我有data_file
88k rows
前五行data_file
data_file[:5]
Out[8]:
col_1 col_2 col_3 col_4 col_5 col_6 col_7 col_8 col_9 col_10 \
0 1 2 3 4 5 6 7 8 9 10
1 31 32 33 0 0 0 0 0 0 0
2 34 35 36 0 0 0 0 0 0 0
3 37 38 39 40 41 42 43 44 45 46
4 39 40 48 49 0 0 0 0 0 0
col_67 col_68 col_69 col_70 col_71 col_72 col_73 col_74 \
0 ... 0 0 0 0 0 0 0 0
1 ... 0 0 0 0 0 0 0 0
2 ... 0 0 0 0 0 0 0 0
3 ... 0 0 0 0 0 0 0 0
4 ... 0 0 0 0 0 0 0 0
col_75 col_76
0 0 0
1 0 0
2 0 0
3 0 0
4 0 0
data_file
有88k
行和76
列,每行的值可以在(0-1000)
之间,大多数是0's
。此矩阵表示88k
个事务,每个事务/行表示已购买的项目。
Ex: `2nd-transaction` has items 31,32,33 items amongst 1000 total possible items
`3rd-transaction` has 34,35,36 items ..and so on..
现在计算freq_oneItemSet
,我们计算每个transaction/row
中所有(1000)项的出现次数。然后考虑大于supp_count
的那些。所以很简单:
#%% Compute support count
supp_thresh = 0.02; T_IDS = len(data_file);
supp_count = math.floor(supp_thresh*T_IDS);
print("\n Supp_Thresh: ", supp_thresh,
"; T_ID's: ", T_IDS, "; Supp_count: ", supp_count)
#%% Get frequent one_itemset
print('---Frequent one-ItemSet Generation---')
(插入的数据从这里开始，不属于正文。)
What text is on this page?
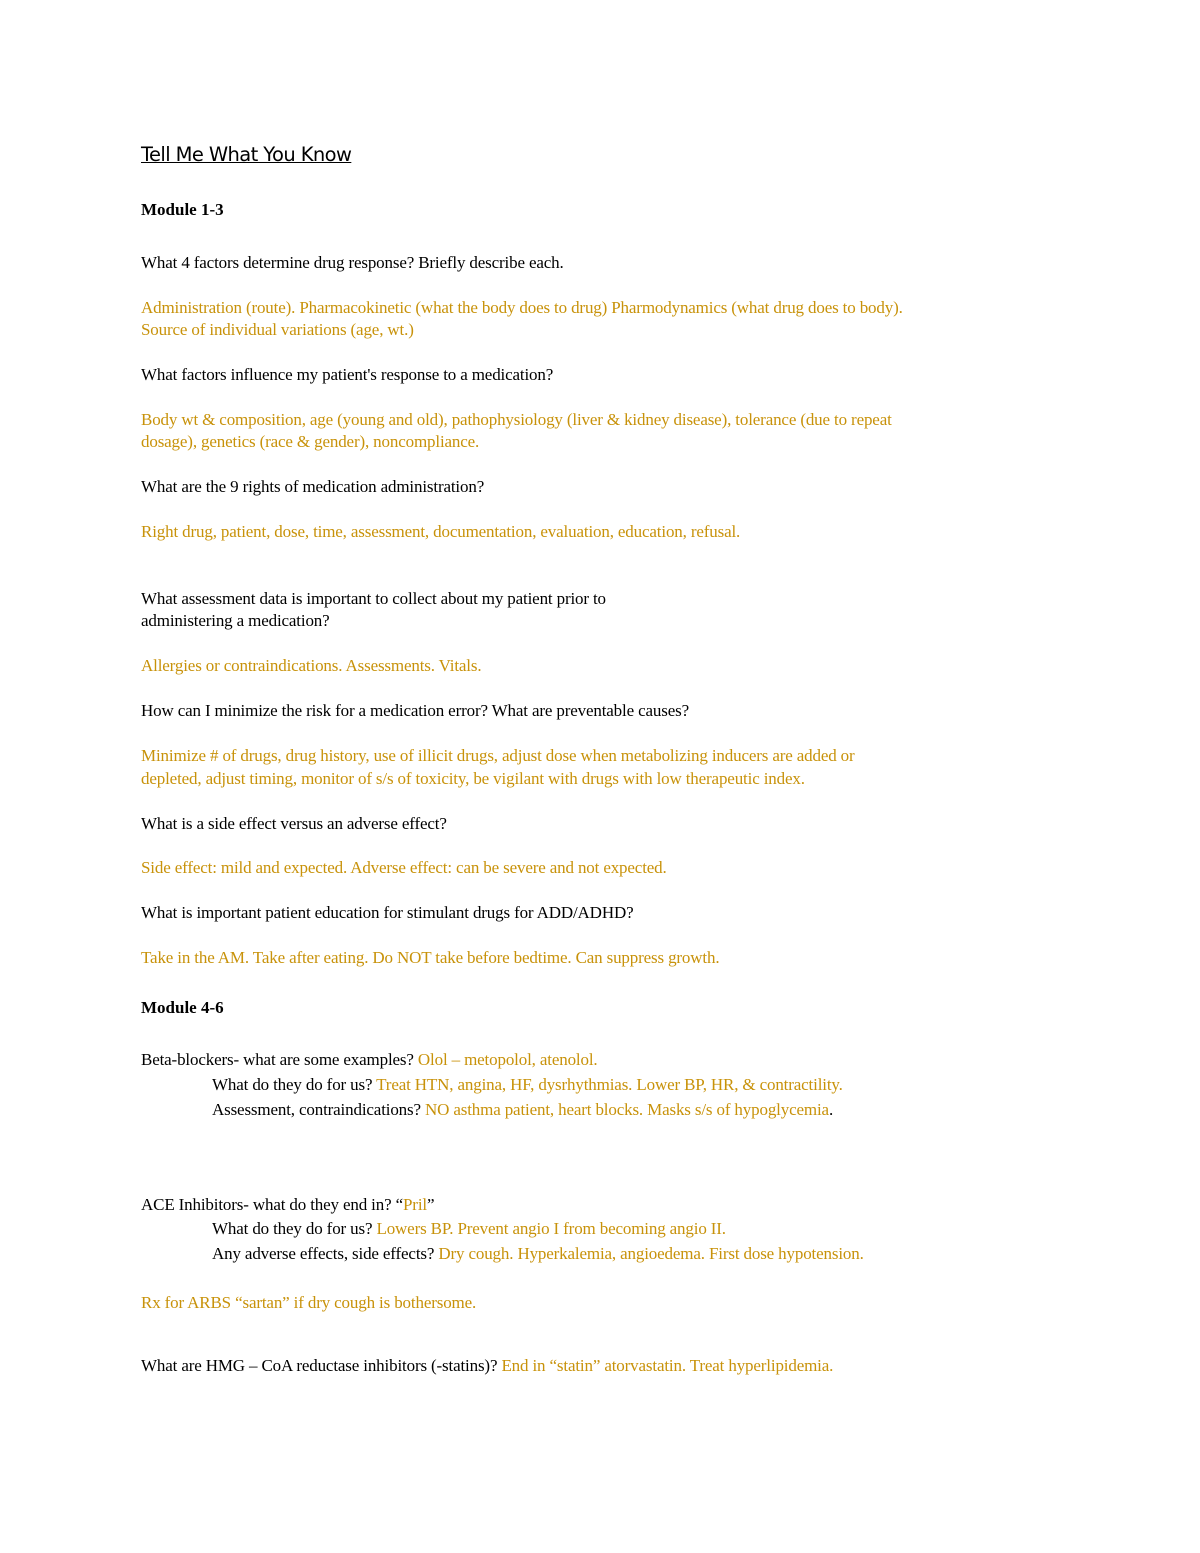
Tell Me What You Know
Module 1-3
What 4 factors determine drug response? Briefly describe each.
Administration (route). Pharmacokinetic (what the body does to drug) Pharmodynamics (what drug does to body).
Source of individual variations (age, wt.)
What factors influence my patient's response to a medication?
Body wt & composition, age (young and old), pathophysiology (liver & kidney disease), tolerance (due to repeat
dosage), genetics (race & gender), noncompliance.
What are the 9 rights of medication administration?
Right drug, patient, dose, time, assessment, documentation, evaluation, education, refusal.
What assessment data is important to collect about my patient prior to
administering a medication?
Allergies or contraindications. Assessments. Vitals.
How can I minimize the risk for a medication error? What are preventable causes?
Minimize # of drugs, drug history, use of illicit drugs, adjust dose when metabolizing inducers are added or
depleted, adjust timing, monitor of s/s of toxicity, be vigilant with drugs with low therapeutic index.
What is a side effect versus an adverse effect?
Side effect: mild and expected. Adverse effect: can be severe and not expected.
What is important patient education for stimulant drugs for ADD/ADHD?
Take in the AM. Take after eating. Do NOT take before bedtime. Can suppress growth.
Module 4-6
Beta-blockers- what are some examples? Olol – metopolol, atenolol.
What do they do for us? Treat HTN, angina, HF, dysrhythmias. Lower BP, HR, & contractility.
Assessment, contraindications? NO asthma patient, heart blocks. Masks s/s of hypoglycemia.
ACE Inhibitors- what do they end in? “Pril”
What do they do for us? Lowers BP. Prevent angio I from becoming angio II.
Any adverse effects, side effects? Dry cough. Hyperkalemia, angioedema. First dose hypotension.
Rx for ARBS “sartan” if dry cough is bothersome.
What are HMG – CoA reductase inhibitors (-statins)? End in “statin” atorvastatin. Treat hyperlipidemia.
allUniq_items, allitem_counts = np.unique(data_file, return_counts=True)
allUniq_items = np.delete(allUniq_items,0) # remove added 0's
allitem_counts = np.delete(allitem_counts,0) # remove added 0's
freq_oneItemSet = allUniq_items[allitem_counts >= supp_count]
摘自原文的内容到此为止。